Causerie avec … Ghislain Kohut
Ghislain Kohut est vigneron installé à Couchey en Côte-de-Nuits, il cultive une dizaine d’hectares depuis sa parcelle d’Aligoté “La Doyenne du Clos” , ses nombreux Marsannay, jusqu’à ses Vosne-Romanée et Grands-Echezeaux.
Être paysan « c’est être le premier à se rendre compte de I’arrivée des hirondelles, c’est celui qui se souvient de Ia météo plusieurs années après, c’est être garant de l’avenir et de la mémoire car c’est celui qui voit, qui sent et qui se rend compte. » Ghislain Kohut
Quelle est ta parcelle préférée ?
« La Pachot », une vigne de Marsannay rouge derrière chez moi. J’ai démarré avec elle en 1999. Elle est plantée en sélection massale, je l’ai toujours conduite en équestre, en agriculture bio non certifiée et en accord avec les règles de la biodynamie. A l’époque, ce n’était pas courant du tout ce type de culture, aujourd’hui, je passe un peu moins pour un Indien.
« Les Grasses Têtes », elle, c’est ma vigne d’essais, la vigne mère de mes greffons. C’est ici que j’ai commencé à faire mes propres sélections massales. Ces deux vignes n’ont connu que ma manière de travailler et c’est avec elle que je lance mes paris sur l’avenir.
Mes Aligotés “Doyenne du Clos” ! Une parcelle plantée pendant la crise phylloxérique en Rupestris.* Mais je dois être le seul à en avoir, c’est très rare aujourd’hui.
As-tu un objet fétiche en tant que vigneron ? Lequel ?
Le Jonc et le Psou (la pioche) !
Le jonc pour attacher. Durant les relevages, j’attache toutes mes vignes au jonc. J’aime le caractère ancestral, historique, la notion de transmission. Le nœud d’attache m’a été appris par mon père qui le tenait de son père et ainsi de suite. Le jonc ne coûte rien, il n’y a aucune technicité de production, et s’il m’en manque, je prends une paille de seigle, une écorce de saule, ce qui me tombe sous la main et je continue mon boulot sans problème.

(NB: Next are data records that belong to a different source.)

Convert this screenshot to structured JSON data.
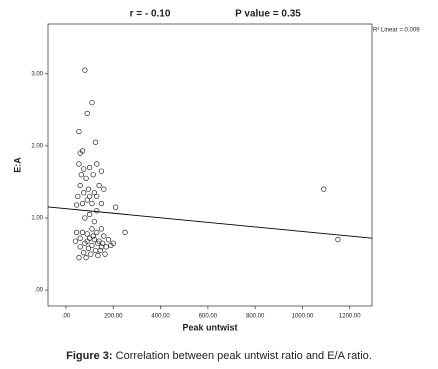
{
  "chart_data": {
    "type": "scatter",
    "title": "r = - 0.10",
    "subtitle": "P value = 0.35",
    "annotation": "R² Linear = 0.009",
    "x_label": "Peak untwist",
    "y_label": "E:A",
    "caption_label": "Figure 3:",
    "caption": "Correlation between peak untwist ratio and E/A ratio.",
    "xlim": [
      -76,
      1294
    ],
    "ylim": [
      -0.22,
      3.69
    ],
    "xticks": [
      {
        "value": 0,
        "label": ".00"
      },
      {
        "value": 200,
        "label": "200.00"
      },
      {
        "value": 400,
        "label": "400.00"
      },
      {
        "value": 600,
        "label": "600.00"
      },
      {
        "value": 800,
        "label": "800.00"
      },
      {
        "value": 1000,
        "label": "1000.00"
      },
      {
        "value": 1200,
        "label": "1200.00"
      }
    ],
    "yticks": [
      {
        "value": 0,
        "label": ".00"
      },
      {
        "value": 1,
        "label": "1.00"
      },
      {
        "value": 2,
        "label": "2.00"
      },
      {
        "value": 3,
        "label": "3.00"
      }
    ],
    "marker_color": "#222222",
    "line_color": "#000000",
    "x": [
      80,
      110,
      90,
      55,
      125,
      70,
      60,
      1090,
      1150,
      250,
      210,
      55,
      75,
      100,
      130,
      150,
      65,
      85,
      115,
      140,
      160,
      60,
      95,
      120,
      75,
      50,
      100,
      130,
      150,
      70,
      90,
      110,
      45,
      130,
      100,
      120,
      80,
      150,
      110,
      70,
      90,
      130,
      160,
      60,
      100,
      120,
      140,
      180,
      40,
      80,
      110,
      150,
      170,
      190,
      60,
      95,
      125,
      145,
      75,
      105,
      135,
      55,
      165,
      90,
      200,
      45,
      115,
      135,
      85,
      155
    ],
    "values": [
      3.05,
      2.6,
      2.45,
      2.2,
      2.05,
      1.93,
      1.9,
      1.4,
      0.7,
      0.8,
      1.15,
      1.75,
      1.68,
      1.7,
      1.75,
      1.65,
      1.6,
      1.55,
      1.6,
      1.45,
      1.4,
      1.45,
      1.4,
      1.35,
      1.35,
      1.3,
      1.3,
      1.3,
      1.2,
      1.2,
      1.25,
      1.2,
      1.18,
      1.1,
      1.05,
      0.95,
      1.0,
      0.85,
      0.85,
      0.8,
      0.78,
      0.8,
      0.75,
      0.72,
      0.72,
      0.7,
      0.68,
      0.7,
      0.68,
      0.65,
      0.62,
      0.6,
      0.6,
      0.62,
      0.6,
      0.58,
      0.55,
      0.55,
      0.52,
      0.5,
      0.48,
      0.45,
      0.5,
      0.68,
      0.65,
      0.8,
      0.75,
      0.65,
      0.45,
      0.65
    ],
    "fit_line": {
      "x": [
        -76,
        1294
      ],
      "values": [
        1.154,
        0.72
      ]
    }
  }
}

J’enseigne le nœud à tous les stagiaires et les saisonniers qui passent chez moi, c’est sympa !
Le Psou pour rêver. Quand tu pioches, cela paraît laborieux, mais tu as le nez au ras du sol, tu sens ce qui se passe, la texture, ce qui fourmille, tu as toute la sensibilité du sol de manière directe. C’est comme un moment de longue affection entre la vigne et soi-même. C’est anesthésiant, envoûtant. Tu as le nez dans le pied de vigne, et là, tu vois tout ce que tu dois voir. Et cela, tu ne l’auras pas en tracteur.

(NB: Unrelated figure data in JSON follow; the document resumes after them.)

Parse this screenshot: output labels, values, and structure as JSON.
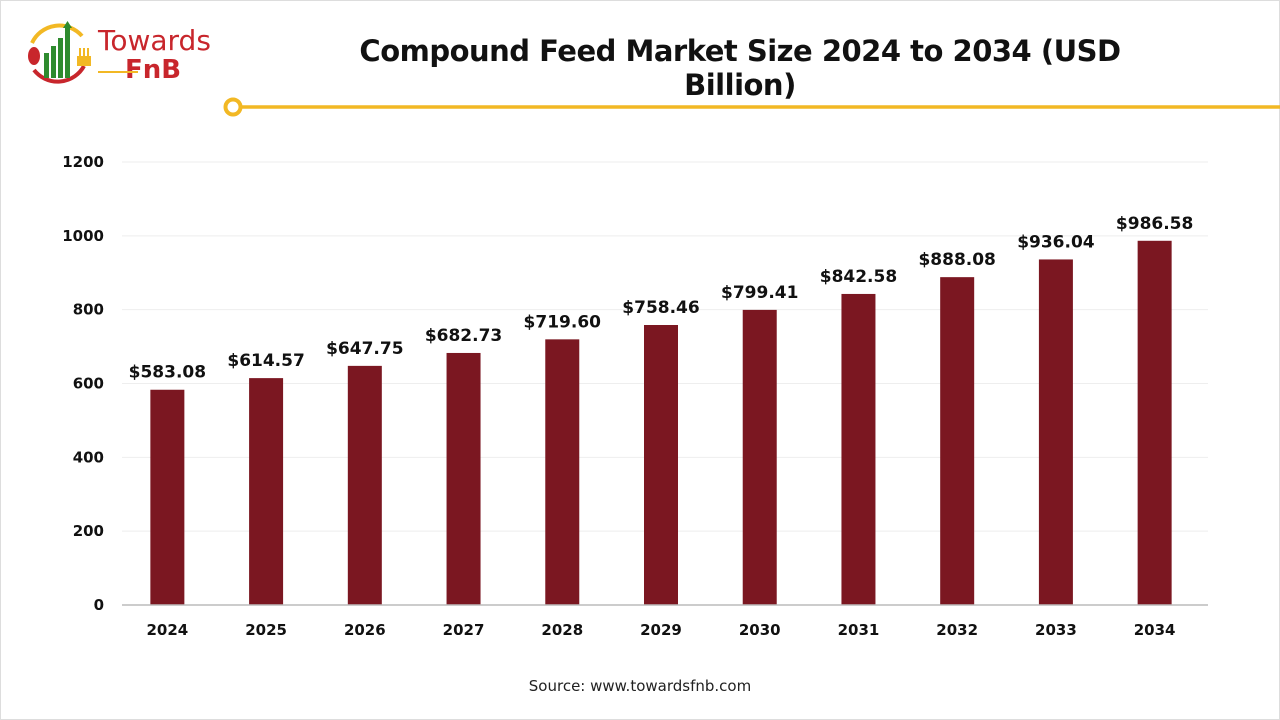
{
  "logo": {
    "line1": "Towards",
    "line2": "FnB",
    "colors": {
      "red": "#c8262c",
      "green": "#2e8b2e",
      "yellow": "#f2b824"
    }
  },
  "accent_color": "#f2b824",
  "source": "Source: www.towardsfnb.com",
  "chart_data": {
    "type": "bar",
    "title": "Compound Feed Market Size 2024 to 2034 (USD Billion)",
    "categories": [
      "2024",
      "2025",
      "2026",
      "2027",
      "2028",
      "2029",
      "2030",
      "2031",
      "2032",
      "2033",
      "2034"
    ],
    "values": [
      583.08,
      614.57,
      647.75,
      682.73,
      719.6,
      758.46,
      799.41,
      842.58,
      888.08,
      936.04,
      986.58
    ],
    "data_labels": [
      "$583.08",
      "$614.57",
      "$647.75",
      "$682.73",
      "$719.60",
      "$758.46",
      "$799.41",
      "$842.58",
      "$888.08",
      "$936.04",
      "$986.58"
    ],
    "yticks": [
      "0",
      "200",
      "400",
      "600",
      "800",
      "1000",
      "1200"
    ],
    "ylim": [
      0,
      1200
    ],
    "xlabel": "",
    "ylabel": "",
    "grid": true,
    "bar_color": "#7b1721"
  }
}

Qu’est-ce que veut dire pour toi « prendre soin de ses vignes » ?
C’est une quête sans fin. La recherche du Graal en quelques sortes : trouver le subtil équilibre entre une terre fertile qui tend vers la forêt et … des rendements en fruits qui nous permettent d’en vivre.
Les deux mots-clés pour moi sont : Observer et apprivoiser plutôt que de se battre.

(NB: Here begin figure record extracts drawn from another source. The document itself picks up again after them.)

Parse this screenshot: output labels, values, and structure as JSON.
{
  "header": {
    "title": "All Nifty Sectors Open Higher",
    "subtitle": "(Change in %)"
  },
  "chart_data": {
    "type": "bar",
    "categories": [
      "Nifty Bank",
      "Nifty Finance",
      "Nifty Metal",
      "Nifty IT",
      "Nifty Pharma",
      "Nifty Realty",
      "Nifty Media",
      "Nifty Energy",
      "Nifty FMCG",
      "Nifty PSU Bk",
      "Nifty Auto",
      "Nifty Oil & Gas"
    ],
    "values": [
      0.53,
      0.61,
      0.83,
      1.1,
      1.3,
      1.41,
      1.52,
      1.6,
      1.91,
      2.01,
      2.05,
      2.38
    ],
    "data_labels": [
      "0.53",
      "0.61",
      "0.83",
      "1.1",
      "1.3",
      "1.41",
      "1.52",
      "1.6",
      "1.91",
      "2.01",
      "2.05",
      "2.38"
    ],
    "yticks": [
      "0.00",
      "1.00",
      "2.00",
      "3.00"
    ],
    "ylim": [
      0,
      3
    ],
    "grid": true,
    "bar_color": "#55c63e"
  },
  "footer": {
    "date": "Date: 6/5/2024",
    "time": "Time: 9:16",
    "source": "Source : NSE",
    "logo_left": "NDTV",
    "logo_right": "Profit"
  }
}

Je prends l’exemple du Trèfle d’Arabie. J’ai essayé de le combattre jusqu’à ce que j’ai trouvé la parade pour en faire un allier qui offre un couvert végétal rafraichissant, qui ne pompe pas l’énergie de mes vignes et qui restructure en douceur le sol.
Parfois, en voulant faire trop bien, on part dans un excès et trente ans plus tard, on change de paradigme pour retomber dans un autre excès et ainsi de suite. Je prends l’exemple du labour : pour essayer de faire vivre ton sol, tu laboures. Mais en faisant cela, tu minéralises, en aérant trop, tu détruis ta faune et ta flore (mycorhizes, protozoaires…) et tu finis par limiter le développement de la vie alors que tu cherchais à exprimer le terroir.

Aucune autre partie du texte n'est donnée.